Paddling with your feet.

Or should I say the importance of your feet in paddling. I think that one very important element that might get overlooked for new paddlers is how your feet help to propel your boat. There might be a few different opinions on the subject, but I think most experienced paddlers will agree that when your right hand blade is providing the forward motion, you need to have that energy transferred down your leg and to your right foot that should be firmly planted on whatever type of foot rest the boat has. The boat will still move forward without the foot being planted, but you are going to lose some of the efficiency if the energy (force) is only being transferred to the boat through the friction of your butt on the seat.

In actual practice, you will pump your legs to coordinate with which blade is in the water to some degree–rather than applying steady pressure at the foot rests all the time. In a more relaxed paddling mode, you might find that your legs and feet also are more relaxed and the pumping of the legs is much reduced.

It bugs me when I see new paddlers slouched backwards with feet on the front deck… But they don’t seem to care. Also I am not sure seats are really designed to allow good posture… ( I haven’t used a seat back in years…just a backband)

I’ll bite. If your butt is actually moving during the stroke I agree that the foot/leg pressure pushing your butt around is critical. If your butt isn’t moving… feet and legs don’t need to be doing very much. I come from a road bike background. The idea is ‘if it ain’t propelling you forward, relax it.’ Road bikers who are in the saddle are not supposed to have a death grip on the bars; head and shoulders should be still and relaxed. Sure, you can disobey the rules and still be fast but if you want to do endurance you don’t waste energy.

Just yesterday I ordered a carbon foot brace kit from Swift for my Shearwater solo canoe to give my knees a break and hopefully increase time on the water. I’m looking forward to seeing how it works out with the foot brace, my legs and the dog.

Tom it should help quite a bit… The mechanics of biking are very different… You can take a strong forward stroke and not have to use your back muscles to keep you on the seat…

Kayakmedic is correct. In a typical touring boat, your butt neither moves back and forth nor rotates during the paddle stroke. Consequently, any pressure you apply with your legs, beyond what is needed to resist the paddle stroke, is just pushing you into the backband/seat back. All you get for any _extra _effort is sore feet and a sore back.

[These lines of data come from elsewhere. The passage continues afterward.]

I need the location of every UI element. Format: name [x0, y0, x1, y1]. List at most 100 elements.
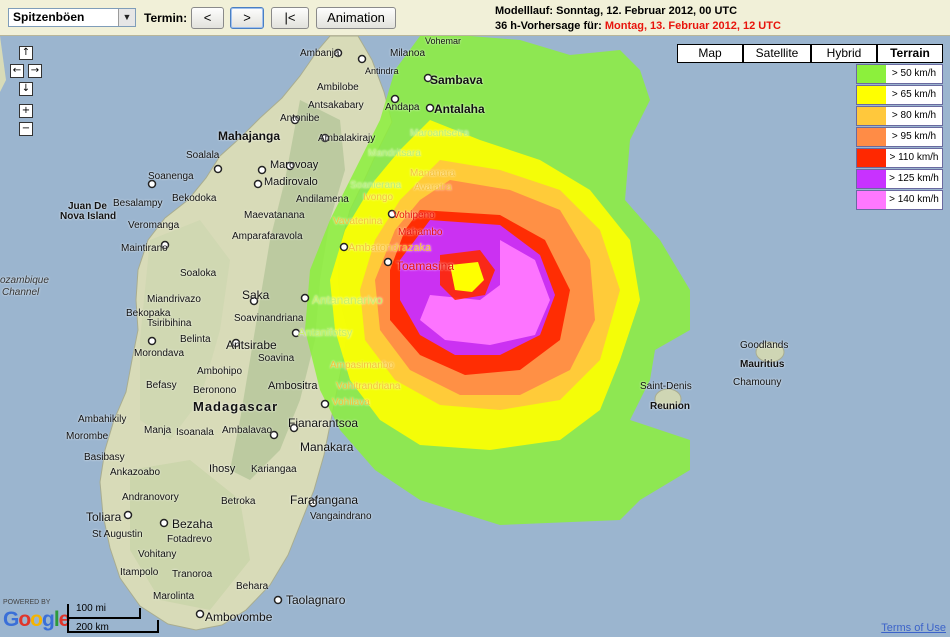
powered-by-label: POWERED BY [3, 599, 51, 606]
place-label-saka: Saka [242, 288, 270, 302]
zoom-in-button[interactable]: + [19, 104, 33, 118]
termin-label: Termin: [144, 11, 188, 25]
place-label-maintirano: Maintirano [121, 243, 168, 254]
place-label-vohitrandriana: Vohitrandriana [336, 381, 401, 392]
place-label-reunion: Reunion [650, 401, 690, 412]
place-label-milanoa: Milanoa [390, 48, 426, 59]
legend-label: > 65 km/h [891, 89, 937, 100]
place-label-soanenga: Soanenga [148, 171, 194, 182]
model-run-value: Sonntag, 12. Februar 2012, 00 UTC [556, 5, 738, 17]
place-label-beronono: Beronono [193, 385, 237, 396]
place-label-soalala: Soalala [186, 150, 220, 161]
place-label-marolinta: Marolinta [153, 591, 195, 602]
place-label-befasy: Befasy [146, 380, 177, 391]
place-label-taolagnaro: Taolagnaro [286, 593, 346, 607]
place-label-manakara: Manakara [300, 440, 354, 454]
place-label-vohitany: Vohitany [138, 549, 177, 560]
place-label-mauritius: Mauritius [740, 359, 785, 370]
parameter-select[interactable]: Spitzenböen ▼ [8, 8, 136, 27]
place-label-toamasina: Toamasina [396, 259, 455, 273]
zoom-out-button[interactable]: − [19, 122, 33, 136]
place-label-ihosy: Ihosy [209, 463, 236, 475]
place-label-antsakabary: Antsakabary [308, 100, 364, 111]
place-label-ambalavao: Ambalavao [222, 425, 273, 436]
legend-row: > 80 km/h [856, 106, 943, 126]
next-button[interactable]: > [230, 7, 264, 29]
legend-label: > 95 km/h [891, 131, 937, 142]
pan-left-button[interactable]: ← [10, 64, 24, 78]
place-label-antalaha: Antalaha [434, 102, 485, 116]
place-label-morondava: Morondava [134, 348, 185, 359]
forecast-label: 36 h-Vorhersage für: [495, 20, 602, 32]
scale-mi: 100 mi [76, 603, 107, 614]
place-label-vavatenina: Vavatenina [333, 216, 383, 227]
legend-row: > 95 km/h [856, 127, 943, 147]
place-label-soaloka: Soaloka [180, 268, 217, 279]
place-label-avaratra: Avaratra [414, 182, 452, 193]
legend-row: > 110 km/h [856, 148, 943, 168]
legend-label: > 80 km/h [891, 110, 937, 121]
place-label-saintdenis: Saint-Denis [640, 381, 692, 392]
legend-label: > 110 km/h [889, 152, 939, 163]
place-label-sambava: Sambava [430, 73, 483, 87]
legend-swatch [857, 149, 886, 167]
chevron-down-icon[interactable]: ▼ [118, 9, 135, 26]
place-label-ambositra: Ambositra [268, 380, 318, 392]
maptype-map[interactable]: Map [677, 44, 743, 63]
legend-swatch [857, 86, 886, 104]
model-info: Modelllauf: Sonntag, 12. Februar 2012, 0… [495, 4, 781, 34]
place-label-besalampy: Besalampy [113, 198, 163, 209]
legend-swatch [857, 170, 886, 188]
maptype-terrain[interactable]: Terrain [877, 44, 943, 63]
place-label-antonibe: Antonibe [280, 113, 320, 124]
place-label-soavinandriana: Soavinandriana [234, 313, 304, 324]
place-label-madirovalo: Madirovalo [264, 176, 318, 188]
legend-label: > 140 km/h [889, 194, 939, 205]
toolbar: Spitzenböen ▼ Termin: < > |< Animation M… [0, 0, 950, 36]
place-label-antsirabe: Antsirabe [226, 338, 277, 352]
place-label-mananara: Mananara [410, 168, 456, 179]
pan-right-button[interactable]: → [28, 64, 42, 78]
previous-button[interactable]: < [191, 7, 224, 29]
legend-swatch [857, 128, 886, 146]
pan-down-button[interactable]: ↓ [19, 82, 33, 96]
place-label-mandritsara: Mandritsara [368, 148, 421, 159]
place-label-morombe: Morombe [66, 431, 109, 442]
scale-km: 200 km [76, 622, 109, 633]
maptype-satellite[interactable]: Satellite [743, 44, 811, 63]
place-label-fianarantsoa: Fianarantsoa [288, 416, 359, 430]
place-label-vangaindrano: Vangaindrano [310, 511, 372, 522]
place-label-andranovory: Andranovory [122, 492, 179, 503]
place-label-soanierana: Soanierana [350, 180, 402, 191]
place-label-ambahikily: Ambahikily [78, 414, 127, 425]
first-button[interactable]: |< [271, 7, 309, 29]
place-label-kariangaa: Kariangaa [251, 464, 297, 475]
place-label-vohipeno: Vohipeno [393, 210, 435, 221]
place-label-manja: Manja [144, 425, 172, 436]
maptype-hybrid[interactable]: Hybrid [811, 44, 877, 63]
legend-label: > 50 km/h [891, 68, 937, 79]
place-label-miandrivazo: Miandrivazo [147, 294, 201, 305]
place-label-ankazoabo: Ankazoabo [110, 467, 161, 478]
place-label-marovoay: Marovoay [270, 159, 319, 171]
place-label-antindra: Antindra [365, 66, 399, 76]
place-label-ivongo: Ivongo [363, 192, 394, 203]
place-label-chamouny: Chamouny [733, 377, 782, 388]
place-label-bekodoka: Bekodoka [172, 193, 217, 204]
pan-up-button[interactable]: ↑ [19, 46, 33, 60]
place-label-andilamena: Andilamena [296, 194, 349, 205]
place-label-tranoroa: Tranoroa [172, 569, 213, 580]
legend-swatch [857, 107, 886, 125]
place-label-basibasy: Basibasy [84, 452, 125, 463]
map-canvas[interactable]: Ambanja Milanoa Vohemar Sambava Antindra Ambi… [0, 36, 950, 637]
legend-label: > 125 km/h [889, 173, 939, 184]
place-label-antananarivo: Antananarivo [312, 293, 383, 307]
forecast-value: Montag, 13. Februar 2012, 12 UTC [604, 20, 781, 32]
place-label-madagascar: Madagascar [193, 399, 279, 414]
place-label-ampasimanbo: Ampasimanbo [330, 360, 394, 371]
google-logo[interactable]: Google [3, 608, 70, 632]
terms-of-use-link[interactable]: Terms of Use [881, 622, 946, 634]
place-label-fotadrevo: Fotadrevo [167, 534, 213, 545]
animation-button[interactable]: Animation [316, 7, 396, 29]
place-label-ambilobe: Ambilobe [317, 82, 359, 93]
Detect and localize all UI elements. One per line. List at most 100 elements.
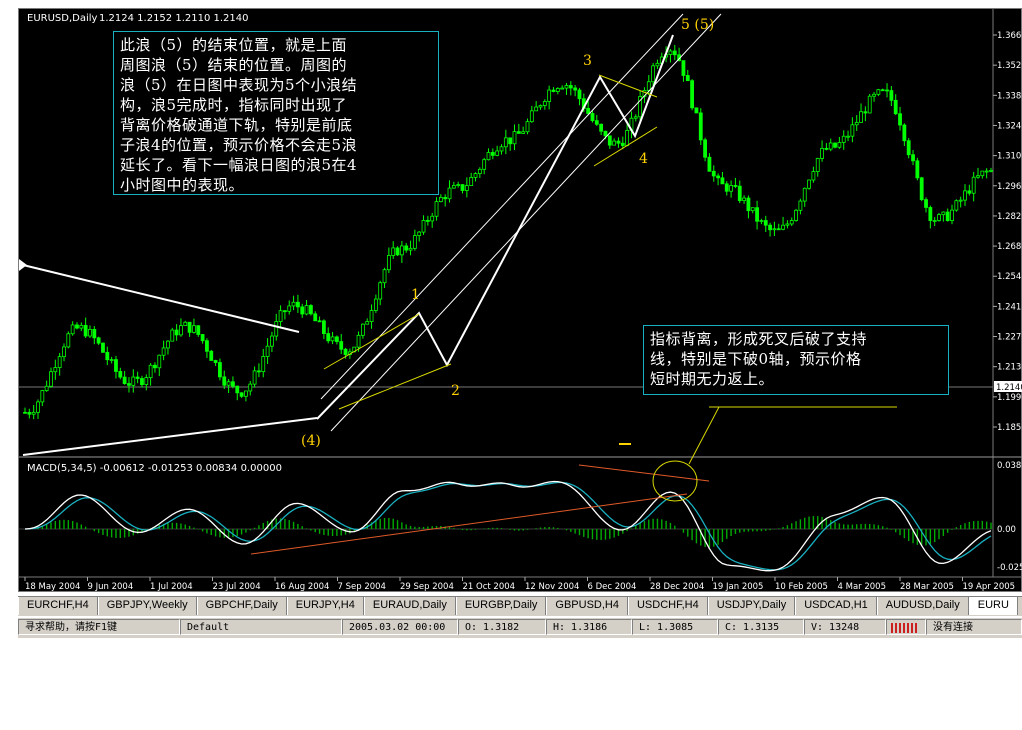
price-tick-label: 1.3240 — [997, 121, 1022, 131]
candle-body — [889, 90, 894, 101]
candle-body — [300, 306, 305, 315]
candle-body — [902, 124, 907, 142]
candle — [148, 363, 153, 386]
candle — [768, 222, 772, 237]
candle-body — [833, 142, 837, 148]
triangle-lower-line — [22, 417, 318, 456]
chart-tab[interactable]: GBPJPY,Weekly — [97, 597, 197, 615]
status-volume-value: 13248 — [829, 622, 860, 633]
chart-ohlc-values: 1.2124 1.2152 1.2110 1.2140 — [99, 13, 249, 24]
candle — [62, 343, 66, 362]
candle-body — [815, 158, 820, 172]
candle-body — [490, 152, 495, 156]
candle — [737, 180, 742, 204]
candle — [954, 199, 959, 212]
candle — [460, 184, 465, 194]
candle-body — [369, 310, 374, 323]
candle-body — [911, 154, 915, 162]
candle — [841, 130, 846, 150]
candle-body — [746, 197, 751, 212]
candle — [309, 304, 313, 316]
candle — [915, 157, 920, 181]
candle — [443, 194, 448, 207]
candle — [599, 123, 604, 136]
chart-tab[interactable]: USDCHF,H4 — [627, 597, 708, 615]
candle-body — [937, 214, 941, 221]
candle-body — [464, 185, 469, 191]
candle — [300, 303, 305, 318]
candle — [378, 280, 383, 306]
candle — [222, 370, 227, 389]
candle-body — [140, 378, 144, 385]
candle — [399, 240, 404, 263]
candle — [811, 166, 816, 183]
candle — [629, 111, 634, 139]
candle — [179, 318, 183, 337]
candle — [763, 215, 768, 233]
chart-tab[interactable]: AUDUSD,Daily — [876, 597, 969, 615]
candle — [941, 211, 946, 222]
candle — [902, 123, 907, 146]
candle — [781, 216, 785, 231]
chart-tab[interactable]: EURU — [968, 597, 1018, 615]
date-tick-label: 19 Jan 2005 — [713, 582, 764, 592]
candle — [196, 325, 201, 337]
candle-body — [378, 282, 383, 300]
candle — [759, 218, 764, 225]
candle — [508, 137, 513, 151]
price-tick-label: 1.2685 — [997, 242, 1022, 252]
candle-body — [573, 87, 578, 91]
macd-main-line — [24, 480, 992, 572]
chart-tab[interactable]: EURAUD,Daily — [363, 597, 456, 615]
candle-body — [941, 211, 946, 216]
candle — [244, 390, 248, 402]
candle-body — [802, 187, 807, 202]
candle-body — [841, 135, 846, 143]
candle-body — [261, 356, 266, 373]
candle-body — [534, 106, 539, 112]
candle-body — [92, 329, 97, 339]
chart-tab[interactable]: GBPUSD,H4 — [546, 597, 628, 615]
macd-tick-label: 0.00 — [997, 525, 1016, 535]
candle — [473, 172, 478, 182]
chart-tab[interactable]: EURCHF,H4 — [18, 597, 98, 615]
status-low-value: 1.3085 — [657, 622, 694, 633]
candle-body — [633, 116, 638, 119]
price-tick-label: 1.3520 — [997, 61, 1022, 71]
candle-body — [711, 170, 716, 177]
chart-tab[interactable]: USDCAD,H1 — [795, 597, 877, 615]
candle-body — [404, 245, 409, 251]
status-close-label: C: — [725, 622, 738, 633]
candle — [334, 335, 339, 345]
date-tick-label: 28 Dec 2004 — [650, 582, 704, 592]
candle — [564, 82, 569, 95]
candle-body — [529, 110, 534, 123]
candle — [694, 107, 699, 114]
status-profile: Default — [180, 619, 342, 635]
candle — [958, 196, 963, 208]
candle-body — [218, 362, 222, 378]
candle-body — [83, 324, 88, 337]
candle — [144, 374, 149, 391]
candle-body — [703, 139, 707, 158]
candle-body — [49, 371, 53, 387]
macd-signal-line — [24, 481, 992, 571]
chart-tab[interactable]: USDJPY,Daily — [707, 597, 796, 615]
candle-body — [66, 333, 71, 348]
chart-tab[interactable]: EURJPY,H4 — [286, 597, 364, 615]
candle-body — [109, 359, 114, 361]
candle-body — [53, 367, 58, 373]
chart-window[interactable]: EURUSD,Daily 1.2124 1.2152 1.2110 1.2140… — [18, 8, 1022, 592]
price-tick-label: 1.2130 — [997, 363, 1022, 373]
candle-body — [516, 131, 521, 134]
macd-title: MACD(5,34,5) -0.00612 -0.01253 0.00834 0… — [27, 463, 282, 474]
candle — [815, 157, 820, 177]
wave-label-4: 4 — [639, 151, 648, 167]
candle-body — [248, 383, 253, 392]
chart-tab[interactable]: GBPCHF,Daily — [196, 597, 287, 615]
candle — [257, 363, 261, 378]
candle-body — [551, 89, 556, 92]
chart-tab[interactable]: EURGBP,Daily — [455, 597, 547, 615]
candle — [616, 137, 621, 148]
annotation-wave5-line: 延长了。看下一幅浪日图的浪5在4 — [120, 156, 358, 174]
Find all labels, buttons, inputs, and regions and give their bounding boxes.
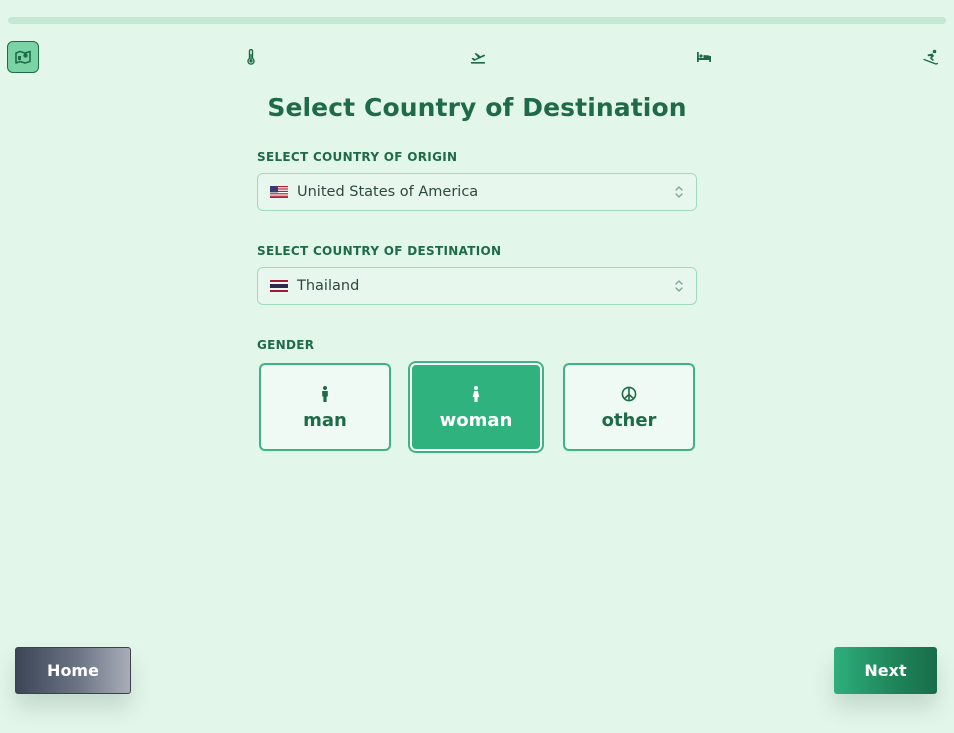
step-flight[interactable] bbox=[462, 41, 494, 73]
gender-label: GENDER bbox=[257, 338, 315, 352]
thai-flag-icon bbox=[270, 280, 288, 292]
gender-option-label: man bbox=[303, 409, 347, 431]
step-indicator bbox=[0, 41, 954, 73]
peace-sign-icon bbox=[621, 386, 637, 401]
female-person-icon bbox=[472, 385, 480, 402]
thermometer-icon bbox=[247, 49, 255, 65]
home-button[interactable]: Home bbox=[15, 647, 131, 694]
origin-select[interactable]: United States of America bbox=[257, 173, 697, 211]
chevron-updown-icon bbox=[675, 186, 683, 198]
step-activities[interactable] bbox=[915, 41, 947, 73]
destination-label: SELECT COUNTRY OF DESTINATION bbox=[257, 244, 502, 258]
bed-icon bbox=[697, 52, 711, 62]
destination-value: Thailand bbox=[297, 278, 360, 294]
us-flag-icon bbox=[270, 186, 288, 198]
step-hotel[interactable] bbox=[688, 41, 720, 73]
male-person-icon bbox=[322, 385, 328, 402]
page-title: Select Country of Destination bbox=[267, 93, 687, 122]
origin-value: United States of America bbox=[297, 184, 479, 200]
gender-option-other[interactable]: other bbox=[563, 363, 695, 451]
progress-track bbox=[8, 17, 946, 24]
gender-option-woman[interactable]: woman bbox=[410, 363, 542, 451]
origin-label: SELECT COUNTRY OF ORIGIN bbox=[257, 150, 458, 164]
gender-option-man[interactable]: man bbox=[259, 363, 391, 451]
chevron-updown-icon bbox=[675, 280, 683, 292]
map-icon bbox=[15, 50, 31, 64]
gender-option-label: other bbox=[601, 409, 657, 431]
next-button[interactable]: Next bbox=[834, 647, 937, 694]
gender-option-label: woman bbox=[439, 409, 513, 431]
destination-select[interactable]: Thailand bbox=[257, 267, 697, 305]
plane-departure-icon bbox=[471, 53, 485, 64]
step-weather[interactable] bbox=[235, 41, 267, 73]
step-map[interactable] bbox=[7, 41, 39, 73]
skiing-icon bbox=[923, 49, 939, 65]
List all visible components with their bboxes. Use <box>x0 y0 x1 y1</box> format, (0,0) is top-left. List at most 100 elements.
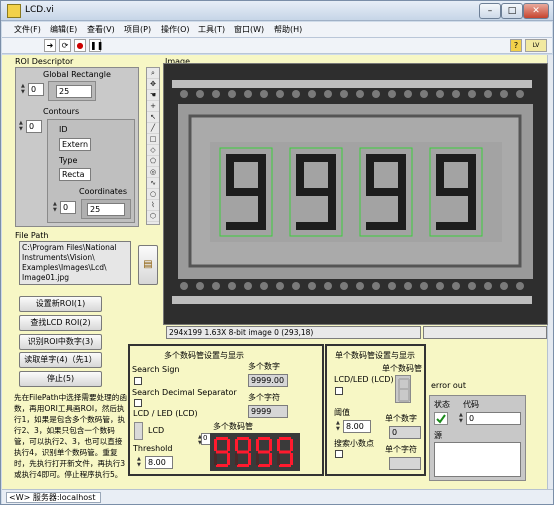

In Greenland-style paddling, the legs are kept straight so the bones transfer the paddle stroke to the foot brace or pegs. It doesn’t waste any energy or cause foot/back soreness. When it’s necessary to lock the knees under the deck, you only need to flex your feet at the ankle and raise your knees. Greenland skin-on-frame boats are designed with this in mind, but a typical sea kayak can often be padded to work in the same manner.

In racing boats, the seats typically do allow for rotation during the stroke, so using your legs can extend your stroke somewhat. Consequently, you’ll see racers pumping their legs pretty vigorously. If you watch their hips, you can see the rotation.

https://www.youtube.com/watch?v=l5-_L_Z0llk

I think what the new, non-racer, paddler needs to learn early on is ‘paddling with your torso’. Rotating the torso or doing forward-and-back crunches during the stroke can add quite a bit of power for us in sea kayaks.

Torso rotation is where most of your power comes from. Arm paddling is inefficient and ineffective. Greenland-style (straight legged) paddling uses your abdominals more, whereas paddling with bent knees uses your hip flexors more.

I always use led drive when paddling, unless there aren’t any foot braces.

I think I always use my feet on long or hard paddles. I think this because I can hear my shoes squeaking and five my bum rotating in the seat and my feet often cramp on the early long paddles of the year. Usually these foot cramps happen around the 20 mile mark. This year I have only done lazy rec paddles so I’m certain I’m using my feet and everything else much less.